My team develops a complex multiprocess C++ based system running on Embedded Linux. Since there is no swap partition, a gradually growing memory leak can cause major trouble. (Let's assume for the sake of this discussion that all memory allocated in the system is filled with nonzero data.)
Now, as answered (tersely) here, when the operating system is out of RAM and has no swap, it discards clean pages. As far as I understand the only "clean" pages in this situation are those containing const data and currently/recently executing code from the Linux environment and particularly our executables and shared libraries, which may be harmlessly discarded and later reloaded from the filesystem as needed.
At first, the least recently used pages would be the first to go so this is hardly noticed but as more and more memory is allocated and the amount of wiggle room is reduced, code that is required more often gets swapped out then back in. The system starts to silently and invisibly thrash, but the only sign we see is the system becoming slower and less responsive, until eventually the kernel's oom-killer steps in and does its thing.
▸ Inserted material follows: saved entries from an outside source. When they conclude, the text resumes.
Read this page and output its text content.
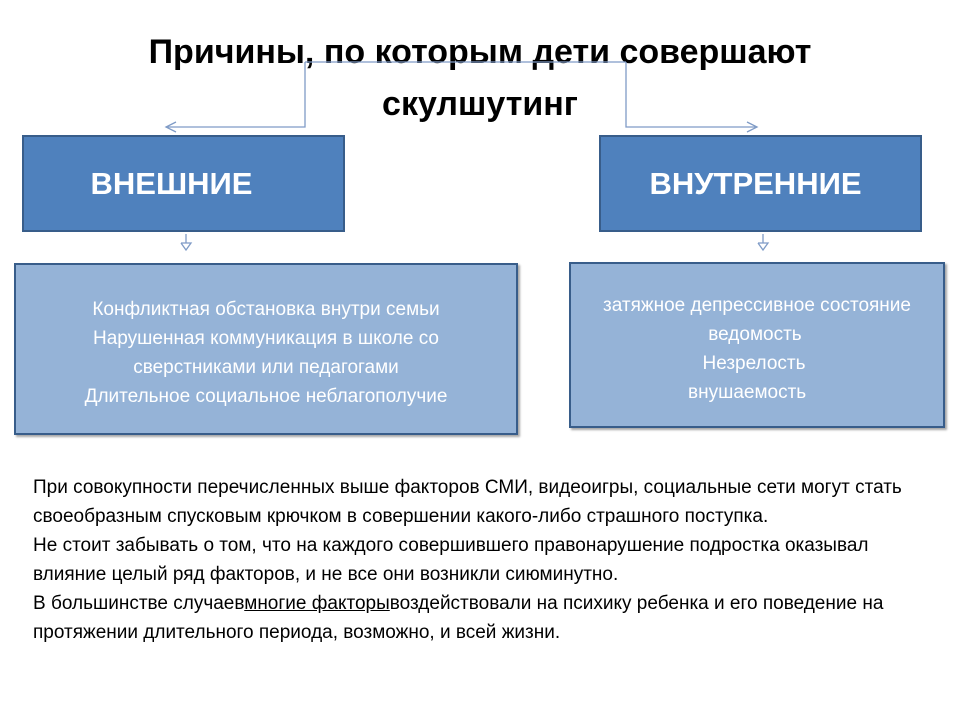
Причины, по которым дети совершают скулшутинг
ВНЕШНИЕ	ВНУТРЕННИЕ
Конфликтная обстановка внутри семьи
Нарушенная коммуникация в школе со
сверстниками или педагогами
Длительное социальное неблагополучие
затяжное депрессивное состояние
ведомость
Незрелость
внушаемость

При совокупности перечисленных выше факторов СМИ, видеоигры, социальные сети могут стать своеобразным спусковым крючком в совершении какого-либо страшного поступка.

Не стоит забывать о том, что на каждого совершившего правонарушение подростка оказывал влияние целый ряд факторов, и не все они возникли сиюминутно.

В большинстве случаевмногие факторывоздействовали на психику ребенка и его поведение на протяжении длительного периода, возможно, и всей жизни.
This situation doesn't necessarily require a memory leak to happen; it can happen simply because the natural memory requirements of our software exceeds available RAM. Such a situation is even harder to catch because the system won't crash, and the performance hit caused by the thrashing is not always immediately noticeable and can be confused with other reasons for bad performance (such as an inefficient algorithm).
I'm looking for a way to catch and flag this issue unambiguously before performance starts getting hit; ideally I'd like to monitor the amount of clean page discards that occur, hopefully without requiring a specially rebuilt kernel. Then I can establish some threshold beyond which an error will be raised. Of course any better ideas will be appreciated too.
I've tried other solutions such as monitoring process memory usage with top
, or having processes self-police themselves with mallinfo(3)
but still this doesn't catch all situations or clearly answer the question of what the overall memory usage status is. Another thing I've looked at is the "free" column in the output of free
but that can display a low value whether or not thrashing is taking place.